Considering the artistic choices in Godard’s ever-changing views, I could almost overlook the glaring flaws. Sure, I can accept Garrel’s performance as more subtle than invigorated or even Martin’s not-so-accurate look for Anne. But it always feels as though the film is too shy with its subject and too on the nose with its commentary. This approach is best showcased in a satirical scene where Godard and Anne trot around their home in the nude, chatting about how nudity in a film shouldn’t be pointless. Funny, but the scene continues on long past its expiration date. There are also a handful of scenes where Godard breaks the fourth wall to explain himself as if he’s trying to be as pompous with the audience as he was with his peers.
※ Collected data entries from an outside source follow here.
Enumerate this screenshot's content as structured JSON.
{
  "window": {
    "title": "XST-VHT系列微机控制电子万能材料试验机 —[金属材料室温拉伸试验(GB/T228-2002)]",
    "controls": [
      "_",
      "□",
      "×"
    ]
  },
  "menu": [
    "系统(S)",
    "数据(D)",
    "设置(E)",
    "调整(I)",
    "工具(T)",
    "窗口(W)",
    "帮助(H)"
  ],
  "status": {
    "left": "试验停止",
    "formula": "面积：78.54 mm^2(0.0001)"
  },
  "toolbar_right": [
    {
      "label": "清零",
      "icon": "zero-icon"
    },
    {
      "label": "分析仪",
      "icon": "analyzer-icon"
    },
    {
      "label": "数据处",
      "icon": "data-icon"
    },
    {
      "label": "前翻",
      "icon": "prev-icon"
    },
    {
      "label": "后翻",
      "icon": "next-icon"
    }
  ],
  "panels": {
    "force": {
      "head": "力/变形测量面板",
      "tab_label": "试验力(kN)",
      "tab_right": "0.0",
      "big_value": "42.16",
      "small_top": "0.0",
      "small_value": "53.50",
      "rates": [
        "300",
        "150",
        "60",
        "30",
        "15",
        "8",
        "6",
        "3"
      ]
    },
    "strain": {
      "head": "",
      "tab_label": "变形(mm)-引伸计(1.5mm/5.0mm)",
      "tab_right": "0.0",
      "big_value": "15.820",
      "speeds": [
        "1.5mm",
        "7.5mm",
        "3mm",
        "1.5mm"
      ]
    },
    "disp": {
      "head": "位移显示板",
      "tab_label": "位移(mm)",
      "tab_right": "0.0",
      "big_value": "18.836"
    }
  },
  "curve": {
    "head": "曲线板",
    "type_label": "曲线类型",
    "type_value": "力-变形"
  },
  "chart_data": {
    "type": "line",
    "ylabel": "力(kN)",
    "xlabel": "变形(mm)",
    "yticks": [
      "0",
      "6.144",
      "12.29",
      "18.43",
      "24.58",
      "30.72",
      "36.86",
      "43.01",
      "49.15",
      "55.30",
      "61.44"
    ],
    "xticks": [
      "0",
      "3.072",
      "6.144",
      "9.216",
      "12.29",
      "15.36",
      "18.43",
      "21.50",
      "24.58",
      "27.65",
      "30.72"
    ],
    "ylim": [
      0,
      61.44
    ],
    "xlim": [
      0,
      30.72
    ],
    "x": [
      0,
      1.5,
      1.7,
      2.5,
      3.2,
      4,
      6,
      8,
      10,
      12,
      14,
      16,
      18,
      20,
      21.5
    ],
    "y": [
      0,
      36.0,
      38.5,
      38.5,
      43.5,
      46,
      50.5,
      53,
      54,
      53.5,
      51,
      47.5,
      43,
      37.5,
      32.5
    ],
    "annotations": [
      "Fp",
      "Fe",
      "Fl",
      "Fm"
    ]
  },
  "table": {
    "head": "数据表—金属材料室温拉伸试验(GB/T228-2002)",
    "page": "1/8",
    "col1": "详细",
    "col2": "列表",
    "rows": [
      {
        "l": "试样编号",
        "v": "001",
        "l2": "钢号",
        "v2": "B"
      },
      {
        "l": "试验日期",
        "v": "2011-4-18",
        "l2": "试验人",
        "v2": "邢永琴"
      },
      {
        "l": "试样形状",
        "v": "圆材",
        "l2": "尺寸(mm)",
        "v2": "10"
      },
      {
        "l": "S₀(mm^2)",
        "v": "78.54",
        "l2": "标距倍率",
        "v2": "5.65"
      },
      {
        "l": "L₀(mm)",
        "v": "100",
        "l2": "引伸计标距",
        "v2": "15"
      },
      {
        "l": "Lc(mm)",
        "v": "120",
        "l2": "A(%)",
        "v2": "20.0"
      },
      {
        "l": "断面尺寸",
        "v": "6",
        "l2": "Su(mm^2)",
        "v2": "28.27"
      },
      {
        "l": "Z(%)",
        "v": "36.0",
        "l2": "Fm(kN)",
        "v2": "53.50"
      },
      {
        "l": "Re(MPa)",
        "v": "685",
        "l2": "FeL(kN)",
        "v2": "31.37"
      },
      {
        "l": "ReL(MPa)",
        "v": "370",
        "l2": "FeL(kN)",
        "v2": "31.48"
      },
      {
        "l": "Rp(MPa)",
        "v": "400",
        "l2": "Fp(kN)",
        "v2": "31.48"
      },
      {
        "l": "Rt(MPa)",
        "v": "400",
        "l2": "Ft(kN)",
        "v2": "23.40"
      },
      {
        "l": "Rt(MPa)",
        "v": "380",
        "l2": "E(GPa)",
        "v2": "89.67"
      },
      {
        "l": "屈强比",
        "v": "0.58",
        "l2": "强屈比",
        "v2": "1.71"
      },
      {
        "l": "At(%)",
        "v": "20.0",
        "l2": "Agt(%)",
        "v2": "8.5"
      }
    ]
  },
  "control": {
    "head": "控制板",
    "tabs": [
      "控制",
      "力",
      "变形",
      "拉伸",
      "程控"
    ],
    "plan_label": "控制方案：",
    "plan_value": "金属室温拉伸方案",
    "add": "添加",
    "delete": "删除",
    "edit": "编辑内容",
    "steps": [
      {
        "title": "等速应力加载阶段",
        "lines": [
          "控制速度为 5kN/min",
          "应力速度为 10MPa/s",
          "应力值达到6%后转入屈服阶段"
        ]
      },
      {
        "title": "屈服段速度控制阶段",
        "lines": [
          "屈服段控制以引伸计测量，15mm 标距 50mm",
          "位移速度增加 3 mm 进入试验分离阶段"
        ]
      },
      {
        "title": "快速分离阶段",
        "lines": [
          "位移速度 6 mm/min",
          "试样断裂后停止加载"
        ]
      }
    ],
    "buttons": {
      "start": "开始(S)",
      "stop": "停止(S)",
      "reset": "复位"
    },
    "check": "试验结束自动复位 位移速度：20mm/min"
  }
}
There are many exciting aspects of Godard’s career, but this film’s approach is akin to a just-the-facts book report, occasionally striking the material with brush strokes of brilliance. While it is intriguing to watch Godard spiral into a maddening desire to transcend past film to a higher plain of intellectualism, I never really felt like I was getting the full picture. Just when it seems as though we’re going to delve deeper into his mindset and filmmaking, we’re pulled back with an artful ode or self-aware jab that takes the viewer out of the experience. Though presentable as a snapshot of his life, I couldn’t help feeling like Godard by the end: frustrated, dissatisfied, and hungry for something more.